Short-stacked strategy (minimum buy-in):


  • Play very tight.
  • Never make the first raise before the flop, but try to re-raise a raiser to get maximum value out of your premium hand.
  • Stick to high pair- and big cards (suited) hands.

With a medium stack (after having won the first pot):

  • Play very tight.
  • Play your position more.
  • Whenever you play, always come in for a small raise (also with hands like 9876) to avoid giving away information about your hand. Also, when somebody re-raises you when you've got a premium hand and by re-raising again you can get yourself all-in (or close to it), you might win the pot right away or play heads up, all-in with a hand that figures to be best. Don't use the limp / re-raise strategy with a medium stack when you've got aces. Re-raising a raiser will only get a small percentage of your stack in, thus giving your opponent implied odds.
  • Play the rundown hands also (especially in position), even the small rundowns.
  • Use the check-raise a lot, especially when you flop big draws (semi-bluff all-in raise) or have a multi-way hand.

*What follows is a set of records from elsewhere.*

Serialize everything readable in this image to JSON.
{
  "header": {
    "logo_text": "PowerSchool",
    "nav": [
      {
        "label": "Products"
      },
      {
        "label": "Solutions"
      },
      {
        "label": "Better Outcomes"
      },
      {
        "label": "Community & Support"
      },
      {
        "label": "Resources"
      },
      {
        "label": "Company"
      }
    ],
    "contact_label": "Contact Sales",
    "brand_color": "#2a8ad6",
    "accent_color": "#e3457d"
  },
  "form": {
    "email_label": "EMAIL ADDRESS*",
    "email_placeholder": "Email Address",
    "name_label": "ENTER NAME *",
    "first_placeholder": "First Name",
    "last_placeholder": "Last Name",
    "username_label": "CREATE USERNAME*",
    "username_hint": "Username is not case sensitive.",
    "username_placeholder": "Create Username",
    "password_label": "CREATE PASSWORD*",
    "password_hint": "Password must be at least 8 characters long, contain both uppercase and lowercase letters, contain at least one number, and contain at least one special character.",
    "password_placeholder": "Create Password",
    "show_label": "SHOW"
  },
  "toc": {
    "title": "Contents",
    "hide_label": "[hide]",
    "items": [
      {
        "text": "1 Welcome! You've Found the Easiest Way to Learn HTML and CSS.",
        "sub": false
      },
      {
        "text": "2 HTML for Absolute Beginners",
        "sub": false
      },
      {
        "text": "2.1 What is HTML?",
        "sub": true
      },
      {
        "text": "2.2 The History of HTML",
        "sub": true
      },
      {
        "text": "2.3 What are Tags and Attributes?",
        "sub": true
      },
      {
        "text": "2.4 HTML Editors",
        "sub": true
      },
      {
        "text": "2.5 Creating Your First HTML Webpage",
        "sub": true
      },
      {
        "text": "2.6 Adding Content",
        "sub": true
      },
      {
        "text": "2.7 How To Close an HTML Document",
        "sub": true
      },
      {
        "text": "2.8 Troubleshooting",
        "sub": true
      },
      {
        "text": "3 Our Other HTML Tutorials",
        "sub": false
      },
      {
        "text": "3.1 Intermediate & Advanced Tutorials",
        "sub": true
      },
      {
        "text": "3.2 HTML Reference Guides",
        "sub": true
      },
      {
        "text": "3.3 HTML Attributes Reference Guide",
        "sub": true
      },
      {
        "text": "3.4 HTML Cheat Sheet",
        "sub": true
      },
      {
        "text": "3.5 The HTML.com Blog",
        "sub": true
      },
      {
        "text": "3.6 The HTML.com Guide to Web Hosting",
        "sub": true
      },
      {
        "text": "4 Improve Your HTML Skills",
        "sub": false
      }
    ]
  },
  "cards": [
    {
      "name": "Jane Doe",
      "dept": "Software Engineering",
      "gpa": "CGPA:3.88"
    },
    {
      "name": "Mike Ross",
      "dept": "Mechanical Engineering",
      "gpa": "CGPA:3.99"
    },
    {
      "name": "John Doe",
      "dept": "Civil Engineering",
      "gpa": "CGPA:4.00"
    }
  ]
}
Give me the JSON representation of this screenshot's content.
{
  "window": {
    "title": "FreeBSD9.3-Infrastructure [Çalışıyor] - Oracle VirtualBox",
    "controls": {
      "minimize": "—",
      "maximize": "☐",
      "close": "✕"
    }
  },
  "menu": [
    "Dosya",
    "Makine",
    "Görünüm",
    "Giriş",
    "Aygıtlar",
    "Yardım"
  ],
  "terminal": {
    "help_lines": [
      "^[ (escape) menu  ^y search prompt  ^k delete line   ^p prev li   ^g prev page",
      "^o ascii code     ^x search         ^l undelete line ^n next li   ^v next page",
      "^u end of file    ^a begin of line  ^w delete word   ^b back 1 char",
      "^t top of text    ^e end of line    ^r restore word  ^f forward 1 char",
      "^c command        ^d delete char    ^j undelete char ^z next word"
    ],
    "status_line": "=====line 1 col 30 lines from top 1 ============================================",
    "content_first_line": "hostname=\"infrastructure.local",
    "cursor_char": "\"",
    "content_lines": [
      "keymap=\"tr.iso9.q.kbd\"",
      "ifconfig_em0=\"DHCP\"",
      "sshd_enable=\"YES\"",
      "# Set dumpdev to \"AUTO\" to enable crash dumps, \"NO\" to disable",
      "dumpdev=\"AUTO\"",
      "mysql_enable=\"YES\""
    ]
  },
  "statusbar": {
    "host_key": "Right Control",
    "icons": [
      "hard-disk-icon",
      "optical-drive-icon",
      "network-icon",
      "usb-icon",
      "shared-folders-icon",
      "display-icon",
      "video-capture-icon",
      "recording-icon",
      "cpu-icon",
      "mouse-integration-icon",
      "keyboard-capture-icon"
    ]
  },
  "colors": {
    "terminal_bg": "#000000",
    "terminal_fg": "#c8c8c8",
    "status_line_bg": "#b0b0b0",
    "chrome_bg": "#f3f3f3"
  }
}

For example: two pair + straight- and flush draw or overpair + nut-flush draw, when you think there's no set out there.

With a big stack (after having won the second pot as well):


  • Play very tight.
  • Avoid confrontations with other big stacks when out of position.
  • Make sure your big-pair hands are quality hands. That is, avoid playing hands like KKJ7 off-suit to just try to flop a king.
  • Be careful with the small rundown hands. When the money is deep, you might not be able to go all-in on the turn when the board is favorable. Playing against a big stack also when the river might make a new nuts possible (higher straight / flush / full) will give your opponent the chance to bluff you out of the pot when your hand is in fact still good, or you might decide to pay him off when the river has made his hand.
  • On the flop, bet out (rather than going for the check-raise) with your good hands, and your good draws as well. Try to get someone to play back at you, so you might be able to build a monster pot on the flop with a hand that figures to be the favorite. Do go for the check-raise on the turn, when you're up against an aggressive player who doesn't respect a check by you. Don't make the mistake of getting half of your stack in on the turn when there are straight- and flush draws everywhere (for example, the board is Ts 7d 5s 2d and you've got wired tens). Since any good player will bet the pot on the river (whether he has made his hand or not), because he knows what you have, but you don't know his hand. If you can check-raise all-in on the turn (having the nuts, taking away your opponent's implied odds) you might still lose the hand if you get called, but at least you've gotten your money in as the favorite.
  • When there are some experienced and highly aggressive players in the game with big stacks also, you should quit! Playing pot-limit poker requires a lot more skill than playing limit poker. Playing a large stack in pot-limit a lot more skill than playing a short stack.

Some final words.

Using the strategies I described gave me some very good results here. I had the best month out of my career, although the limits I've played here are a lot smaller than I usually play. This having said, playing like this requires a lot of discipline and the ability to recognize the situation you're in, knowing if your kings are good enough to re-raise before the flop or require a pass etc. When the opposition is rather weak, you might as well decide to use your normal strategy of buying in for a lot of chips to try to win someone's entire stack, rather than to try to build your own stack gradually.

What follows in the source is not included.